As an executive with good technical knowledge, Gill's core message is "quality over quantity".
"Another thing is there aren't many genuine exposures to silver in in Australia. We could mine silver first, it's not a by-product for us, so Carrington's got a few things going for it," he says.
"There's this narrative that silver might have its day again, and when it does Mt Carrington will look different again."
Another sticking point with investors is perceptions around the approvals process in New South Wales, but Gill hopes to put those concerns to bed.
"You can approve gold mines if you do it with respect and with patience towards all of the different stakeholders that will be involved, listening to people and engaging with communities," says Gill.
In the longer term, the White Rock CEO believes Mt Carrington could have a part to play with the company's co-contribution of funding for Red Mountain.
"There is a scenario where the free cash generated from Mt Carrington could actually assist to fund our share of the Red Mountain joint venture. That's a pretty neat combination - we're tying them back together again commercially. They can actually work together quite well."
Outlook for Red Mountain
Gill expects there could still be a couple more seasons of exploration and resource in-fill and extension drilling for Red Mountain, which currently has two identified deposits with an inferred high-grade resource of 9.1Mt at 12.9% zinc equivalent.

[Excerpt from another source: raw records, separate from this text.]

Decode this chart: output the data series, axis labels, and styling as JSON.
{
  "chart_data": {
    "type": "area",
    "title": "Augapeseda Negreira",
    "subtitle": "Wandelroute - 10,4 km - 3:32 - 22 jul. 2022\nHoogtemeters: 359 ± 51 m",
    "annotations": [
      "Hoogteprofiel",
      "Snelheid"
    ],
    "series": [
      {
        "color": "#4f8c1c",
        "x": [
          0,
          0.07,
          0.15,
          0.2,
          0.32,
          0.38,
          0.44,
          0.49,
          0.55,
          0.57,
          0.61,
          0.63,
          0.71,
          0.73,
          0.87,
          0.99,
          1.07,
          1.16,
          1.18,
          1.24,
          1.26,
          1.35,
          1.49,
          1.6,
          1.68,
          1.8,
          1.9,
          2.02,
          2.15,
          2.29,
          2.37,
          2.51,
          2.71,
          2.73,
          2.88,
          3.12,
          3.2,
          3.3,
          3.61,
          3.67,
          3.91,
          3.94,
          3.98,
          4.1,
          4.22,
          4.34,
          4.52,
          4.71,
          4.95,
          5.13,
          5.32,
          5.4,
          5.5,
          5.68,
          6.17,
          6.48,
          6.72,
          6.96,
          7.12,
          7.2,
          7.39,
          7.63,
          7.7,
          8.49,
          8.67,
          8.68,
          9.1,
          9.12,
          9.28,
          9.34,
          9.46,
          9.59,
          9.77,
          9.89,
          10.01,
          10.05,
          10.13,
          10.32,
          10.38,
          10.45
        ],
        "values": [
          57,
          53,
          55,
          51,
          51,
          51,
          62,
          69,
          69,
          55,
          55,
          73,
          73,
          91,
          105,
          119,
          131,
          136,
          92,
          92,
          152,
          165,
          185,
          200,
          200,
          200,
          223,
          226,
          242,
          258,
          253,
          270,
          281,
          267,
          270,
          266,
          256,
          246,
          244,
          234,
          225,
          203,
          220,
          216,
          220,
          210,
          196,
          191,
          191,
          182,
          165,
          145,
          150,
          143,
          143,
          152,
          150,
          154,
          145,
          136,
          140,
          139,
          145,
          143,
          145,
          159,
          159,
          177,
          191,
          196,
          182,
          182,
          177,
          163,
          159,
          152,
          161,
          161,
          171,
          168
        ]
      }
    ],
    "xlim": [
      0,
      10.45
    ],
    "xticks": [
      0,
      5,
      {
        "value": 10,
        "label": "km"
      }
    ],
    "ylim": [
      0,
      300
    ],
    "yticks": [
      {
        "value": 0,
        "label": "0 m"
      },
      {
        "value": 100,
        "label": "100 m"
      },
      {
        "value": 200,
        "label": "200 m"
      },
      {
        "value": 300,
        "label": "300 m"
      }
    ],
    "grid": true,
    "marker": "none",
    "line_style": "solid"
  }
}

"The JORC resource already puts it in the top quartile of undeveloped zinc projects in the world with that grade," says Gill.
"We've already done the internal mine design, mine modelling, and it told us that we're already halfway to a commercially viable mine with that tonnage and grade."

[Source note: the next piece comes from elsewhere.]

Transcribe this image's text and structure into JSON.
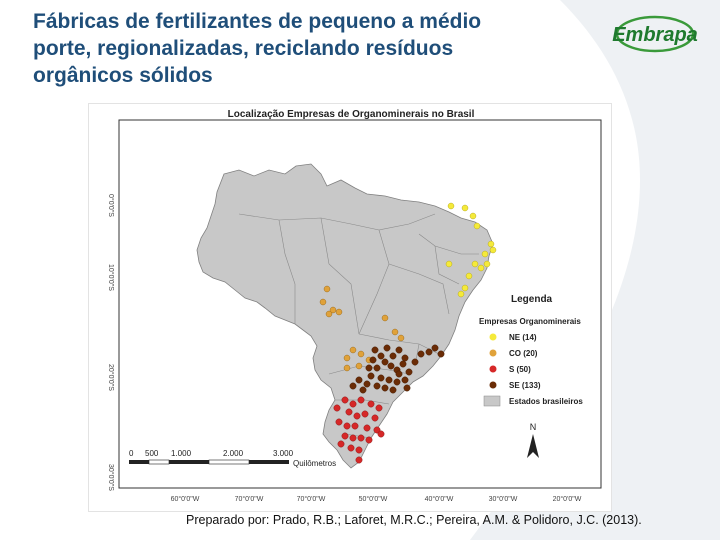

The company had a successful drilling program last year but it was mostly limited to a radius within a couple of hundred metres of the known resources.
In May 2019 the approach changed for the drilling season after the Alaskan snow had thawed.
With Sandfire on board the drilling program had bigger ambitions, making the most of the fact VMSs - formations that used to form on a sea floor - tend to appear in clusters.
"The strategy this this year has been to go kilometres away from the known deposit to find the next big ones," he says.
"We haven't yet found the next big one but in your first season with a strategy like that you don't often find the next world class deposit just like that, and we've only got one drill rig going.
He highlights "every bit of modern technology" is being thrown at the drilling program, including aeromagnetic surveys, mapping and sampling, follow-up on-ground geophysics, downhole geophysics and satellite spectral.
"As we speak our diamond drill has just moved 12km from the known deposits," says Gill, clarifying there will still be drilling close to the known resources to expand these, which are open down-dip and in places along strike "at the right time".
"So the strategy is now far more greenfields. We've gone away from the known deposits and we've many more targets that we can test in our 475sq.km strategic land package."
When Gill's vision becomes a reality, he expects the two known deposits will work as underground operations producing zinc and silver-lead concentrates as well as gold on-site, while the "wonderful synergy" is that the Mt Carrington gold and silver project could have helped fund that progress.